Steps of the surgery
There are various surgical techniques and approaches for the correction of spinal deformities. These procedures are tailored to the individual needs of the patients taking into consideration the age, severity of the deformity and general health of the patient. Please discuss the procedure in detail with your treating surgeon.
The Success Rates and Outcomes
Scoliosis and kyphosis surgery covers a whole spectrum of deformities with different outcomes and complications. It is not possible to state the outcomes and success rates. It varies from patient to patient.
Your pathway to recovery
- Following surgery, the patient will be moved to the recovery room. Adequate pain relief and intravenous fluids will be provided. When the patient is comfortable, he/she will be transferred to a high dependency ward for an overnight stay for more personalized attention.

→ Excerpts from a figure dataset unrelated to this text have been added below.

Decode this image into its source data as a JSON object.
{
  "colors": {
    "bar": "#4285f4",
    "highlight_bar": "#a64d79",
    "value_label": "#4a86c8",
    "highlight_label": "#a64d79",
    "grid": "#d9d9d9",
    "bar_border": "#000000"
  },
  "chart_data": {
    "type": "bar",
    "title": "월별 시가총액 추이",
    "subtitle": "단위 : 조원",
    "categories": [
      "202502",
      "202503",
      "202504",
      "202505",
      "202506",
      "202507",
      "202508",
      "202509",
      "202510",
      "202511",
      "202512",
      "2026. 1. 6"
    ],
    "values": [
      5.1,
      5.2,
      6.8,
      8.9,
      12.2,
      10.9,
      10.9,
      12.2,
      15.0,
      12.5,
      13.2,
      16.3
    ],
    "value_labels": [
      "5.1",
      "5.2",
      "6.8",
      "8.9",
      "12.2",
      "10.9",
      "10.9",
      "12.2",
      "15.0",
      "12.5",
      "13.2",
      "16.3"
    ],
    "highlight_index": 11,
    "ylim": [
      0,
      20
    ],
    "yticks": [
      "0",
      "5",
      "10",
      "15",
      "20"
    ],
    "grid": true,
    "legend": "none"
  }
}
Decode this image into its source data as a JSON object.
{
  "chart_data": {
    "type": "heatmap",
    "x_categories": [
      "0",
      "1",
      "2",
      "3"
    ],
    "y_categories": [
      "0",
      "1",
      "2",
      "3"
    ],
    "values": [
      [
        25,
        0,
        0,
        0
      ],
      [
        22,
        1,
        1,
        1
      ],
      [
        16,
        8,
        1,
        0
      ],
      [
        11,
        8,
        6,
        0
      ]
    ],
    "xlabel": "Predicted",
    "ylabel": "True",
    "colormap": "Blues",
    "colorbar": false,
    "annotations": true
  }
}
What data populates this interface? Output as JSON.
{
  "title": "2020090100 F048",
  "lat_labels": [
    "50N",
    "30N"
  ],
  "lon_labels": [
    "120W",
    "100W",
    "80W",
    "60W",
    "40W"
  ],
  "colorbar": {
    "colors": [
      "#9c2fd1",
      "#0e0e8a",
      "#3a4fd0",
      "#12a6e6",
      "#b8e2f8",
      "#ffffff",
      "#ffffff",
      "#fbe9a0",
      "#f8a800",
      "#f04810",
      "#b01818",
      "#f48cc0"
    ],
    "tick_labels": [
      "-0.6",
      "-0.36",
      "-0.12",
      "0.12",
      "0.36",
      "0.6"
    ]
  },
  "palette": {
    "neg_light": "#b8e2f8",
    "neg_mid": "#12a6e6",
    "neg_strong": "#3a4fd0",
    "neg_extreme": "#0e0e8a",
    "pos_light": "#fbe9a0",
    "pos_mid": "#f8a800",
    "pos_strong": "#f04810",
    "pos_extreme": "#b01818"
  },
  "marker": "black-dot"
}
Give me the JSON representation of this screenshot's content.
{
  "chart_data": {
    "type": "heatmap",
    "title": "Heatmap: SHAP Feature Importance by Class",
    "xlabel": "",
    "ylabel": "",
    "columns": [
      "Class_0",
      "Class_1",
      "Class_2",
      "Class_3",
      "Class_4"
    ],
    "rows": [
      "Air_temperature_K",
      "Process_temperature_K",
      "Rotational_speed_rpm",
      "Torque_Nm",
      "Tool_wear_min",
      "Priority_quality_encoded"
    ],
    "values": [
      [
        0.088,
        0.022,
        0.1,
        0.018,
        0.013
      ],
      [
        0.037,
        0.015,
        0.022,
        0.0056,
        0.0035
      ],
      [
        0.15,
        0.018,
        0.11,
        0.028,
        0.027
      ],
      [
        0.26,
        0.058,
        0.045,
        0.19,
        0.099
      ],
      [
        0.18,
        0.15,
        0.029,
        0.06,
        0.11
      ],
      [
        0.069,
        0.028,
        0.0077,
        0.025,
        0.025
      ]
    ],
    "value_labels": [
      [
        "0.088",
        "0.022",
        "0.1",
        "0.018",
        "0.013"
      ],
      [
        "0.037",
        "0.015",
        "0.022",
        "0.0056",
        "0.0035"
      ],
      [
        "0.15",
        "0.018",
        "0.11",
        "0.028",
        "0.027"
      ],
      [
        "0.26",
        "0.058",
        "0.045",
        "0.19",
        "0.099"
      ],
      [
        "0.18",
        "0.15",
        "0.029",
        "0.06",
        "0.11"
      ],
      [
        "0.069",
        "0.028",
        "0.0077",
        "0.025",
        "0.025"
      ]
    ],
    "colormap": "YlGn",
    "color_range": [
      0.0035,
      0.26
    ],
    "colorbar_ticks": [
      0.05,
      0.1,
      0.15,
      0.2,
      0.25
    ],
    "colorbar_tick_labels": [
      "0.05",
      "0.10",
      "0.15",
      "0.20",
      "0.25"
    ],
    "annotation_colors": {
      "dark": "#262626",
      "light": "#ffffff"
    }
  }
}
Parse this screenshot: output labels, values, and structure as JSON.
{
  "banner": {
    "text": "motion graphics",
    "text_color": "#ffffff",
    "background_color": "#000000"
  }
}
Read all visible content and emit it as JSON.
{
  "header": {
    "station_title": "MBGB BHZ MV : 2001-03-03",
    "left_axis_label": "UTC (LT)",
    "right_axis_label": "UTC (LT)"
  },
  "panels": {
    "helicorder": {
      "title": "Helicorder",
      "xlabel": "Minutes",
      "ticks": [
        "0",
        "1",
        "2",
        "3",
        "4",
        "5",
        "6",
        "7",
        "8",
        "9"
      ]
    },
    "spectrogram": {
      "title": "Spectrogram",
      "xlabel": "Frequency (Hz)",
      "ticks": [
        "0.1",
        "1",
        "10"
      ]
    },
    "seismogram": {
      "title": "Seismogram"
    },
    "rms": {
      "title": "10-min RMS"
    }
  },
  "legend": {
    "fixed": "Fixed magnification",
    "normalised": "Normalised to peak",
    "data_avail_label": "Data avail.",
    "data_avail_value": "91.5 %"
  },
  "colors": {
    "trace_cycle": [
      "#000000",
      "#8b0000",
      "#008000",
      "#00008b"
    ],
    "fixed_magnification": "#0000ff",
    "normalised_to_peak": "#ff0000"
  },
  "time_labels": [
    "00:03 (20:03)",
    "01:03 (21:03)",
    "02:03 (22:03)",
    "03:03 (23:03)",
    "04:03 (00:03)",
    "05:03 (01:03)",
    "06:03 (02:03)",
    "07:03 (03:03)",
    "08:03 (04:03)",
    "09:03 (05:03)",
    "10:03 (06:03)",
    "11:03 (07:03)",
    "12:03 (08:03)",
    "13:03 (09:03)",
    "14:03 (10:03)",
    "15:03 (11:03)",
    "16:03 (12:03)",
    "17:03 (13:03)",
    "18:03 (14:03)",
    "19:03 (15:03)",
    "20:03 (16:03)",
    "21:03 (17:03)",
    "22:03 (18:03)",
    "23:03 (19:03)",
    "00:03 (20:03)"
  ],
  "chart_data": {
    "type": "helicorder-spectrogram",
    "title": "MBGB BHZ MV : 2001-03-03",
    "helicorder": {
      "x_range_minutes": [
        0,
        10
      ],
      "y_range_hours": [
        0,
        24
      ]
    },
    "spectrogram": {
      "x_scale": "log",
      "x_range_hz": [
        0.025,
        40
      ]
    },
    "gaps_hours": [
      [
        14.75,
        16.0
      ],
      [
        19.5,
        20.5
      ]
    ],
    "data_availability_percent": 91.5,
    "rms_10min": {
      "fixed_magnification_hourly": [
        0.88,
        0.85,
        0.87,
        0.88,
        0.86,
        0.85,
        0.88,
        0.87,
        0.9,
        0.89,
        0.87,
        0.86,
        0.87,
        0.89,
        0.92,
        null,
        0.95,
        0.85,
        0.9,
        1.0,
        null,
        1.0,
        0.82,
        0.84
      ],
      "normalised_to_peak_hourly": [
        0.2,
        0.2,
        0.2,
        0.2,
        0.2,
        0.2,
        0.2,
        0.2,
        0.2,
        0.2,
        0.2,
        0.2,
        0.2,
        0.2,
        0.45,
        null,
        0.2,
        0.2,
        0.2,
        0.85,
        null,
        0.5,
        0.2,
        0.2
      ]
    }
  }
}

- Most patients will be encouraged to walk after 48 hours after surgery with or without a back brace. Normal diet or a soft diet is usually advised either in the evening after the surgery or the next morning
- The duration of stay in the hospital may extend from 5-7 days depending on comfort and ability to walk and the surgeon will decide on the date of discharge.
Allergic reactions to medications and conditions like pneumonia, stroke or heart attack, though rare and not directly caused by the surgical treatment, may have serious consequences.
Surgical complications can include bleeding, infection, spinal fluid leak, injury to the veins and arteries near the spine, injury to the spinal cord and nerves and its surrounding protective layer (dura). Injury to the spinal cord or the nerves during surgery can result in varying degrees of muscular paralysis, alteration of normal sensations and loss of bowel and bladder control which may be permanent or may recover over a period of time. An injury to the covering layers of the nerves (dura) can result in a leak of spinal fluid and may rarely require a repeat surgery. The bone graft may not heal and fuse the spine (non-union) and may in some instances require further surgery.
A 1-5% incidence of post-operative wound infection is possible despite antibiotics given before and after surgery. Superficial infections can be treated with antibiotics, while deep infections may require a wound wash-out under anaesthesia. The presence of an infection in any other region (urinary bladder, chest and skin) immediately prior to surgery, increases the risk of post-operative infection, so inform your surgeon about this.
Deep vein thrombosis (DVT - clotting of blood in your calf muscles) and pulmonary embolism (clot migrating to your lungs) are uncommon after an elective spine surgery, particularly when you are out of bed and walking within 24 hours after surgery. We do not routinely use medications to prevent DVT; however, if you have had an episode of DVT in the past, let your surgeon know.